Dick and Marian both took part in the Faculty Early Retirement Program in the early 2000s and officially retired from the College of Agriculture in 2005.  From developing courses and building programs, to mentoring students and alumni, the Baldys have had an impact on the College of Agriculture that will not soon be forgotten.

Since their retirement, the Baldys have traveled extensively. They are founding members of the Heart of the Lotus Sangha at Sky Creek Dharma center. Dick is a photographer who had a one-man show at the Upper Crust two years ago and exhibits regularly at Avenue 9 Gallery.

They spend time with six of their eight grandchildren—Patrick, Tommy, Lisa, Timmy Daniel, and Lynda Pham—in Seattle. They became the children’s grandparents after Marian’s mother, who had been a very close mentor of their father’s through a tutoring relationship, died. Dick and Marian continued their relationship with the family and became the grandparents, by mutual choice, traveling at least five times a year to Seattle to attend the Opera (they had kept Marian’s mother’s subscription to the opera in honor of her love for opera) with one or more of the children. While they are there, they have other adventures with the kids, share family meals and celebrations, and have helped them as they made their way through school and into college. They are also grandparents to Aidan and Caroline Simmons, grandchildren of the late Tom Dickinson, former dean of the College of Agriculture. 

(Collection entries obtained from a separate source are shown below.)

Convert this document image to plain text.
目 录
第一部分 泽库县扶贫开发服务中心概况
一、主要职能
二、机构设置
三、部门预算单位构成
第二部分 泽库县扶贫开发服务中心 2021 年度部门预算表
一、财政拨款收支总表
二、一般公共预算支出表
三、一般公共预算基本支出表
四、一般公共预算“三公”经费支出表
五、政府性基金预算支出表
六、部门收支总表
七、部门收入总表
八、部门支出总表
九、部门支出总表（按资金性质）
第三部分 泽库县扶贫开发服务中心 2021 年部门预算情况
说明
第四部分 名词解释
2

Their relationship with the grandchildren and their parents says so much about the Baldys: their generosity, loyalty, wisdom, and absolute passion for whatever they take on together. Their Hall of Honor induction speaks for their many contributions to the college and University; the continuing generosity to family and community speaks to a partnership that has not just endured, but flourished in ways even Dick couldn’t have imagined those many decades ago.